Other arguments have been made relative to prevention. One delightful one is that if you prevent more disease, then people will live longer and will continue to burden the system with additional disease as their life progresses. Not sure I know how to answer that one other than bringing to light general ethical concerns and talk of morality, but nevertheless, we are looking at bottom lines here.

Looking at the bottom line of public health can only really mean one thing, how much it costs the country to foot the bill for poor health. For a brief dive into that joyful topic, the United States is on track to spend just under 20% of its GDP on healthcare in 2020. Of that, according to CMS, 90%, of costs go to managing chronic disease. For those in the back, 90% of healthcare costs are devoted to managing chronic disease. Ninety, for the prose inclined.

While not all chronic disease is preventable, some of the top chronic diseases are heart disease, stroke, diabetes, and obesity. To be fair cancer is a huger driver of the costs, but we do know that lifestyle choices impact cancer, such as smoking.

Being able to address true prevention, not screenings, can attack 90% of healthcare costs. 

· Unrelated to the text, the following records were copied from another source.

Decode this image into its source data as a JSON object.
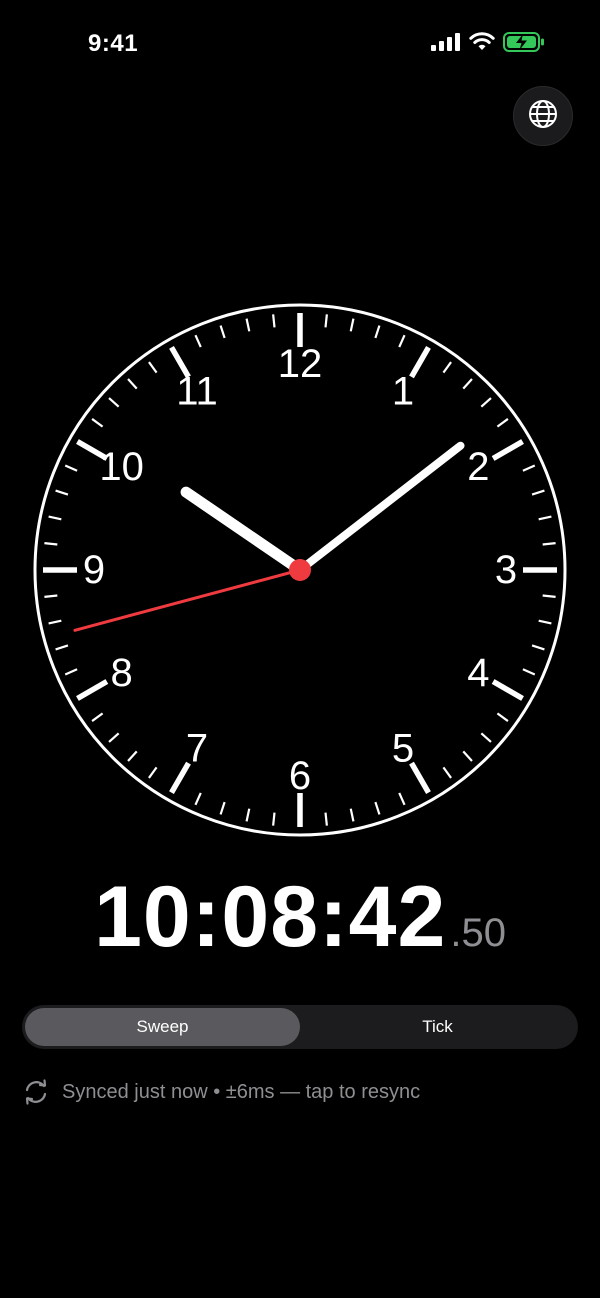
{
  "status_bar": {
    "time": "9:41",
    "icons": [
      "cellular-signal-icon",
      "wifi-icon",
      "battery-charging-icon"
    ],
    "battery_color": "#34c759"
  },
  "toolbar": {
    "globe_icon": "globe-icon"
  },
  "clock": {
    "numerals": [
      "12",
      "1",
      "2",
      "3",
      "4",
      "5",
      "6",
      "7",
      "8",
      "9",
      "10",
      "11"
    ],
    "time": {
      "hours": 10,
      "minutes": 8,
      "seconds": 42.5
    },
    "face_color": "#000000",
    "hand_color": "#ffffff",
    "second_hand_color": "#ef3b3f"
  },
  "digital": {
    "main": "10:08:42",
    "fraction": ".50"
  },
  "mode_toggle": {
    "options": [
      "Sweep",
      "Tick"
    ],
    "selected": "Sweep"
  },
  "sync": {
    "icon": "sync-icon",
    "text": "Synced just now • ±6ms — tap to resync"
  }
}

Thinking beyond the comparison of treatment versus prevention costs, if we look at keeping people alive longer we will inevitably gain more economic productivity from the individuals, which may easily offset ongoing medical costs due to their longer lives (the economist view). To be crass as an economist might be, measuring people in terms of their productivity contributing to GDP based on millions of life years saved, seems like a pretty good return on investment.

For just one more layer of complexity to all of this, the United States has one of the highest infant mortality rate of any industrialized country, the lowest life expectancy compared to similar countries, and pays more for it. Going back to return on investment and cost, while it would still save cost to prevent chronic disease or 90% of healthcare spending, imagine the economic boost if we increase life expectancy and decrease infant mortality rates. And just because, about half a million people file for bankruptcy in the United States every year because of medical bills. If those were for preventable conditions, that would mean more money going into and circulating within the economy.

Two things may be conflated in the above argument, but they are equally important. On the one hand, if we can reduce chronic disease, we can make a significant dent in 90% of healthcare spending – cost saving. On the other hand, if preventative measures are worth it in terms of economic output and human decency, then they are a good investment. A win-win on both fronts.

Conclusion

Prevention is not always the sexiest strategy. It is much cooler to develop Bluetooth enabled heart monitors and implants that communicate with monitoring systems miles away. But, tried and true methods can and will not only save money but save lives. Its why countries like Singapore can spend 5% of GDP with better outcomes. And Australia spends 9.2% of GDP, France 11.2%, Canada 11.7%, and Germany 11.2% all will higher life expectancy than in the US.

I tried not to wade into the murky waters of healthcare overhaul here, but this debate points out one important thing: We can address our health and not our illness, which not only saves money, it can improve our lives.